The Torikaebaya Tale とりかえばや物語6

Haru’s wife Fuyu gave birth to a lovely girl.
By that time , Haru was thinking about separating from Fuyu.
But it was hard to leave her and the baby.

・・・すべて違ふところなく、ただ宮の宰相なるの児の御容貌なるに、さればよとうち見るに胸つぶれ・・・中略・・・「これはいかが御覧ずる。この世には人のかたみの面影をわが身に添へてあはれとや見ん」とのたまえる・・・略
・・・それを目にして、見るからに寸分の違いもなく宰相の中将(Natusのこと)そっくりの赤子のお顔立ちなので、「やはりそうか」と胸がつぶれる思いがした。・・・中略・・・「この子をどう御覧になりますか。
この世にある限りは、他人の面影を宿した子を、身近に置いてわが子としてかわいがることになるのだろうか」とおっしやる・・・略

Haruの心情はいかばかりか、と考えさせられる。

一方、Natsuは尚侍となったAkiにもちょっかいを掛けるが、Akiにうまくあしらわる。気分を変えるためにAkiにそっくりなHaruの部屋にやってくる。
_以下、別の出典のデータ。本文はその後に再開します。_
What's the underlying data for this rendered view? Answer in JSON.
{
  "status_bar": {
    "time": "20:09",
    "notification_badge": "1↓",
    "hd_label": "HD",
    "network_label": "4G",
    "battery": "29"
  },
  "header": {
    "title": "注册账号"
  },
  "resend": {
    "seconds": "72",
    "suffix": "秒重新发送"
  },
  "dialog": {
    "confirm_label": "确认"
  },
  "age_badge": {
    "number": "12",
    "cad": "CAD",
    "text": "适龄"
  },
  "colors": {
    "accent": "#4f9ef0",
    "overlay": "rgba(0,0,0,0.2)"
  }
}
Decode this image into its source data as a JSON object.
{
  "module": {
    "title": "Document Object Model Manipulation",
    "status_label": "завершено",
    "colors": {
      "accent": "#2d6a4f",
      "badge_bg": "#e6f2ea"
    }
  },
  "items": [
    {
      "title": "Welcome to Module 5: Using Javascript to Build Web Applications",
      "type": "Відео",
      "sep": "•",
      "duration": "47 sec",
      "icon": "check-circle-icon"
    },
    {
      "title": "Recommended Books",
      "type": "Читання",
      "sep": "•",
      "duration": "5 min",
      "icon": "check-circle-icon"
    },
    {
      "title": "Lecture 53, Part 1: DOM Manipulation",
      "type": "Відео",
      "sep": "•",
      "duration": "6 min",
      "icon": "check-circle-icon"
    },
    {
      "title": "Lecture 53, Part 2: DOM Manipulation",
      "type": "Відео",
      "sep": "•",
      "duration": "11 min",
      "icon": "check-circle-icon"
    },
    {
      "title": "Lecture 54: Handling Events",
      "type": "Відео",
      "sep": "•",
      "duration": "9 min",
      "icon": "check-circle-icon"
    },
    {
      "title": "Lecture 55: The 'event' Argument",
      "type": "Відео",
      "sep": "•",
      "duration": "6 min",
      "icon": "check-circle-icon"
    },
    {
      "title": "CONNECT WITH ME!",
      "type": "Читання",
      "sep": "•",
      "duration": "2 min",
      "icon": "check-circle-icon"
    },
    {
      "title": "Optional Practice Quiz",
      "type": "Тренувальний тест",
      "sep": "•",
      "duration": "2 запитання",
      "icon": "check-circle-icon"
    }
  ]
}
上の挿絵は、「ヒーロー&ヒロインに会おう! 古典を楽しむきっかけ大図鑑 監修・斎藤孝 日本図書センター」からの引用

あとの英文を詠むための参考に、上の挿絵にある説明を引用してみる。

「ある夏の日、宮の宰相(Natsuのこと)は中納言(Haruのこと)の部屋を訪ねました。そのとき、装束を脱いでくつろいでいた中納言(Haru)は、宮の宰相(Natsu)に気づいてあわてますが、涼しい場所にふたりで横になり、いつものように話をすることにします。そのうち宮の宰相(Natsu)は、いつもよりふなやかで美しい中納言(Haru)の姿に「このような女がいたら、どれほど夢中になって心を乱すだろうか」と悩ましくなって、そばに近寄って寝転びます。
中納言(Haru)は「暑いから」と離れようとしますが、宮の宰相(Natsu)は心を抑えられず、中納言(Haru)のからだに触れてしまいます。そしてとうとう、中納言(Haru)が女であるという秘密を知ってしまうのでした。」

Then one night, something happened to Haru herself.
It was a hot day and Haru had taken off her clothes.
She was alone in the room, so she thought no one would see her.
Then , Natsu suddenly appeared.
He was there to talk to his friend Haru, but found a woman!
“Haru, is that you?  You are a beautiful woman!”
“What are you doing?  Leave me alone!”
Haru tried to push Natsu away, but he was too strong.
She was soon in Natsu’s arms.
He said, “I always wish you were a woman.
We meant to be together.
This is our destiny.”

原作ではこのあとHaruは昼のうちは男としての仕事をし、Natsuは女としてのHaruを自分のものように考える。二人の秘密はだれもしらない。そうしてHaruとNatsuの逢瀬も悶々としたまま月日を重ねる。そして、

Soon, Haru was pregnant with Natsu’s baby.

Haruはこのあとどのように生きていけばいいのかと、迷いに迷う日が続く。